Words: Stuart Preston
The general consensus when this gig was announced was – fuck yeah! The Melvins, in Norwich? Count all of us in. This very much felt like the place to be this midweek night, and sure enough a large crowd had gathered to worship at the altar of these alternative American rock legends.
Chatting to a few people before the gig it seemed that many of us were there on the strength of the name, rather than being lifelong fans of the band. Sure, there were plenty of people going for it front and centre, but there were also plenty of people there to see if the band could do their legacy justice. Sporting, not one, but two bassists the sound was huge from the off. For Buzz Osborne’s guitar to be able to cut through the fat bottom end it was going to have to be loud, and bone shakingly loud it was. Topped off with Dale Crover’s superbly controlled and powerful drumming, I was instantly pulled into the thick musical stew. The Melvins are seen as one of the forefathers of the sludge metal scene, they were grunge before that phrase was coined and have stuck resolutely to their musical guns for 35 years now, theirs is an almost perfect union of punk rock and metal. At times ultra-slow, although the pace was varied nicely throughout the set, there was much to admire on the stage – Dale’s drumming and Buzz’s guitar playing were exemplary, but it was the twin bass guitars that held my interest. Jeff Pinkus bossed stage left with his silver flying V bass, but for me the star of the show was Steven Shane McDonald. I know Steven mainly from his work with Off! but he was a preening, posturing presence in his red suit, fan set to full blowing his mane back in a hair metal style. He was hugely entertaining to watch and ensured that the show wasn’t going to be taken too seriously.
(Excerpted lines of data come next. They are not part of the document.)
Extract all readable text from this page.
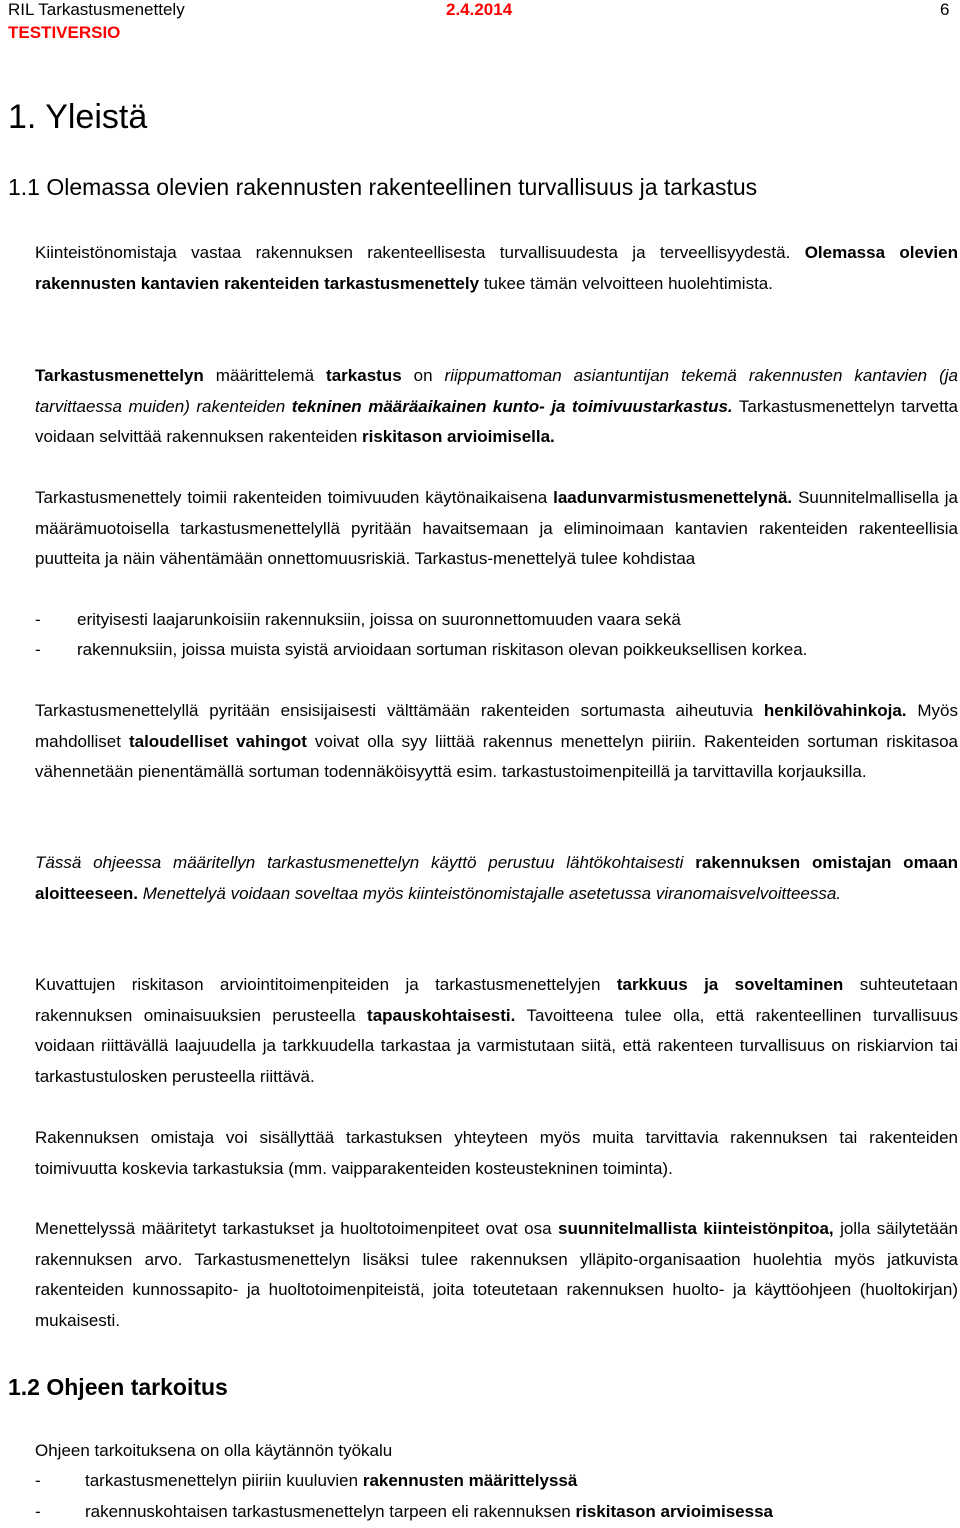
RIL Tarkastusmenettely	2.4.2014	6
TESTIVERSIO
1. Yleistä
1.1 Olemassa olevien rakennusten rakenteellinen turvallisuus ja tarkastus
Kiinteistönomistaja vastaa rakennuksen rakenteellisesta turvallisuudesta ja terveellisyydestä. Olemassa olevien rakennusten kantavien rakenteiden tarkastusmenettely tukee tämän velvoitteen huolehtimista.
Tarkastusmenettelyn määrittelemä tarkastus on riippumattoman asiantuntijan tekemä rakennusten kantavien (ja tarvittaessa muiden) rakenteiden tekninen määräaikainen kunto- ja toimivuustarkastus. Tarkastusmenettelyn tarvetta voidaan selvittää rakennuksen rakenteiden riskitason arvioimisella.
Tarkastusmenettely toimii rakenteiden toimivuuden käytönaikaisena laadunvarmistusmenettelynä. Suunnitelmallisella ja määrämuotoisella tarkastusmenettelyllä pyritään havaitsemaan ja eliminoimaan kantavien rakenteiden rakenteellisia puutteita ja näin vähentämään onnettomuusriskiä. Tarkastus-menettelyä tulee kohdistaa
- erityisesti laajarunkoisiin rakennuksiin, joissa on suuronnettomuuden vaara sekä
- rakennuksiin, joissa muista syistä arvioidaan sortuman riskitason olevan poikkeuksellisen korkea.
Tarkastusmenettelyllä pyritään ensisijaisesti välttämään rakenteiden sortumasta aiheutuvia henkilövahinkoja. Myös mahdolliset taloudelliset vahingot voivat olla syy liittää rakennus menettelyn piiriin. Rakenteiden sortuman riskitasoa vähennetään pienentämällä sortuman todennäköisyyttä esim. tarkastustoimenpiteillä ja tarvittavilla korjauksilla.
Tässä ohjeessa määritellyn tarkastusmenettelyn käyttö perustuu lähtökohtaisesti rakennuksen omistajan omaan aloitteeseen. Menettelyä voidaan soveltaa myös kiinteistönomistajalle asetetussa viranomaisvelvoitteessa.
Kuvattujen riskitason arviointitoimenpiteiden ja tarkastusmenettelyjen tarkkuus ja soveltaminen suhteutetaan rakennuksen ominaisuuksien perusteella tapauskohtaisesti. Tavoitteena tulee olla, että rakenteellinen turvallisuus voidaan riittävällä laajuudella ja tarkkuudella tarkastaa ja varmistutaan siitä, että rakenteen turvallisuus on riskiarvion tai tarkastustulosken perusteella riittävä.
Rakennuksen omistaja voi sisällyttää tarkastuksen yhteyteen myös muita tarvittavia rakennuksen tai rakenteiden toimivuutta koskevia tarkastuksia (mm. vaipparakenteiden kosteustekninen toiminta).
Menettelyssä määritetyt tarkastukset ja huoltotoimenpiteet ovat osa suunnitelmallista kiinteistönpitoa, jolla säilytetään rakennuksen arvo. Tarkastusmenettelyn lisäksi tulee rakennuksen ylläpito-organisaation huolehtia myös jatkuvista rakenteiden kunnossapito- ja huoltotoimenpiteistä, joita toteutetaan rakennuksen huolto- ja käyttöohjeen (huoltokirjan) mukaisesti.
1.2 Ohjeen tarkoitus
Ohjeen tarkoituksena on olla käytännön työkalu
-	tarkastusmenettelyn piiriin kuuluvien rakennusten määrittelyssä
-	rakennuskohtaisen tarkastusmenettelyn tarpeen eli rakennuksen riskitason arvioimisessa
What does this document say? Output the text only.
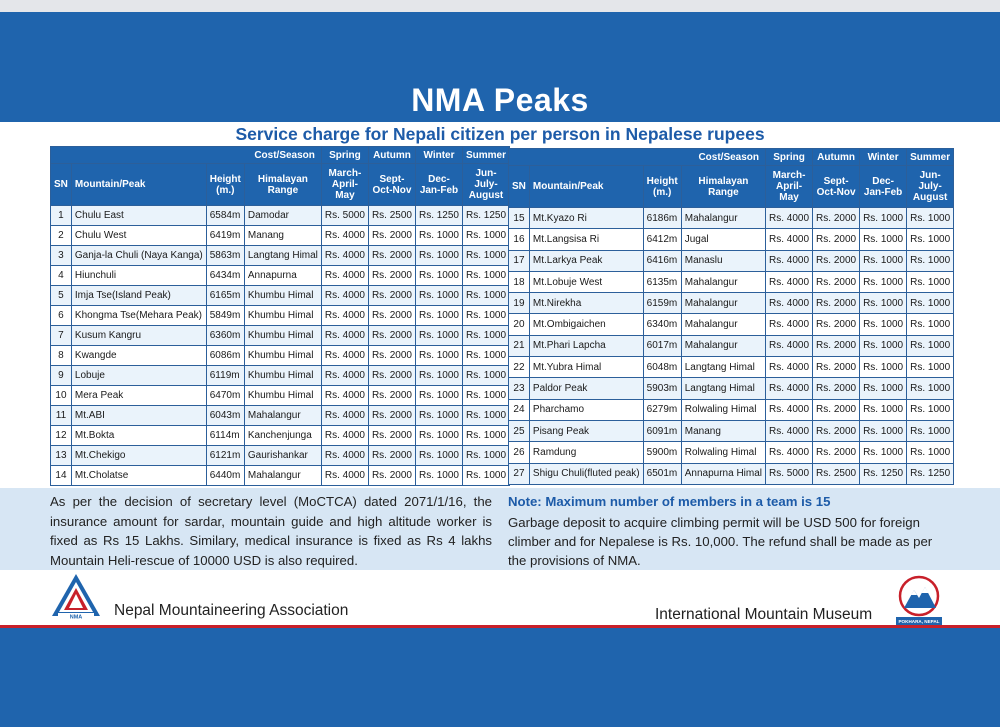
NMA Peaks
Service charge for Nepali citizen per person in Nepalese rupees
Cost/Season				Spring	Autumn	Winter	Summer
SN	Mountain/Peak	Height (m.)	Himalayan Range	March-April-May	Sept-Oct-Nov	Dec-Jan-Feb	Jun-July-August
1	Chulu East	6584m	Damodar	Rs. 5000	Rs. 2500	Rs. 1250	Rs. 1250
2	Chulu West	6419m	Manang	Rs. 4000	Rs. 2000	Rs. 1000	Rs. 1000
3	Ganja-la Chuli (Naya Kanga)	5863m	Langtang Himal	Rs. 4000	Rs. 2000	Rs. 1000	Rs. 1000
4	Hiunchuli	6434m	Annapurna	Rs. 4000	Rs. 2000	Rs. 1000	Rs. 1000
5	Imja Tse(Island Peak)	6165m	Khumbu Himal	Rs. 4000	Rs. 2000	Rs. 1000	Rs. 1000
6	Khongma Tse(Mehara Peak)	5849m	Khumbu Himal	Rs. 4000	Rs. 2000	Rs. 1000	Rs. 1000
7	Kusum Kangru	6360m	Khumbu Himal	Rs. 4000	Rs. 2000	Rs. 1000	Rs. 1000
8	Kwangde	6086m	Khumbu Himal	Rs. 4000	Rs. 2000	Rs. 1000	Rs. 1000
9	Lobuje	6119m	Khumbu Himal	Rs. 4000	Rs. 2000	Rs. 1000	Rs. 1000
10	Mera Peak	6470m	Khumbu Himal	Rs. 4000	Rs. 2000	Rs. 1000	Rs. 1000
11	Mt.ABI	6043m	Mahalangur	Rs. 4000	Rs. 2000	Rs. 1000	Rs. 1000
12	Mt.Bokta	6114m	Kanchenjunga	Rs. 4000	Rs. 2000	Rs. 1000	Rs. 1000
13	Mt.Chekigo	6121m	Gaurishankar	Rs. 4000	Rs. 2000	Rs. 1000	Rs. 1000
14	Mt.Cholatse	6440m	Mahalangur	Rs. 4000	Rs. 2000	Rs. 1000	Rs. 1000
Cost/Season				Spring	Autumn	Winter	Summer
SN	Mountain/Peak	Height (m.)	Himalayan Range	March-April-May	Sept-Oct-Nov	Dec-Jan-Feb	Jun-July-August
15	Mt.Kyazo Ri	6186m	Mahalangur	Rs. 4000	Rs. 2000	Rs. 1000	Rs. 1000
16	Mt.Langsisa Ri	6412m	Jugal	Rs. 4000	Rs. 2000	Rs. 1000	Rs. 1000
17	Mt.Larkya Peak	6416m	Manaslu	Rs. 4000	Rs. 2000	Rs. 1000	Rs. 1000
18	Mt.Lobuje West	6135m	Mahalangur	Rs. 4000	Rs. 2000	Rs. 1000	Rs. 1000
19	Mt.Nirekha	6159m	Mahalangur	Rs. 4000	Rs. 2000	Rs. 1000	Rs. 1000
20	Mt.Ombigaichen	6340m	Mahalangur	Rs. 4000	Rs. 2000	Rs. 1000	Rs. 1000
21	Mt.Phari Lapcha	6017m	Mahalangur	Rs. 4000	Rs. 2000	Rs. 1000	Rs. 1000
22	Mt.Yubra Himal	6048m	Langtang Himal	Rs. 4000	Rs. 2000	Rs. 1000	Rs. 1000
23	Paldor Peak	5903m	Langtang Himal	Rs. 4000	Rs. 2000	Rs. 1000	Rs. 1000
24	Pharchamo	6279m	Rolwaling Himal	Rs. 4000	Rs. 2000	Rs. 1000	Rs. 1000
25	Pisang Peak	6091m	Manang	Rs. 4000	Rs. 2000	Rs. 1000	Rs. 1000
26	Ramdung	5900m	Rolwaling Himal	Rs. 4000	Rs. 2000	Rs. 1000	Rs. 1000
27	Shigu Chuli(fluted peak)	6501m	Annapurna Himal	Rs. 5000	Rs. 2500	Rs. 1250	Rs. 1250
As per the decision of secretary level (MoCTCA) dated 2071/1/16, the insurance amount for sardar, mountain guide and high altitude worker is fixed as Rs 15 Lakhs. Similary, medical insurance is fixed as Rs 4 lakhs Mountain Heli-rescue of 10000 USD is also required.
Note: Maximum number of members in a team is 15
Garbage deposit to acquire climbing permit will be USD 500 for foreign climber and for Nepalese is Rs. 10,000. The refund shall be made as per the provisions of NMA.
NMA Nepal Mountaineering Association	International Mountain Museum	POKHARA, NEPAL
There were certainly moments where my attention wandered and I suppose that’s part of why I’ve never become a huge Melvins fan – it’s more about the vibe than the song. Indistinct would be a word I’d use to describe them – loud, heavy and dense but with too few hooks or choruses to make much of their material truly memorable. It was a fun night all round though, Norwich and the Waterfront at their best – tons of familiar faces in the crowd and a band perfectly suited to their surroundings.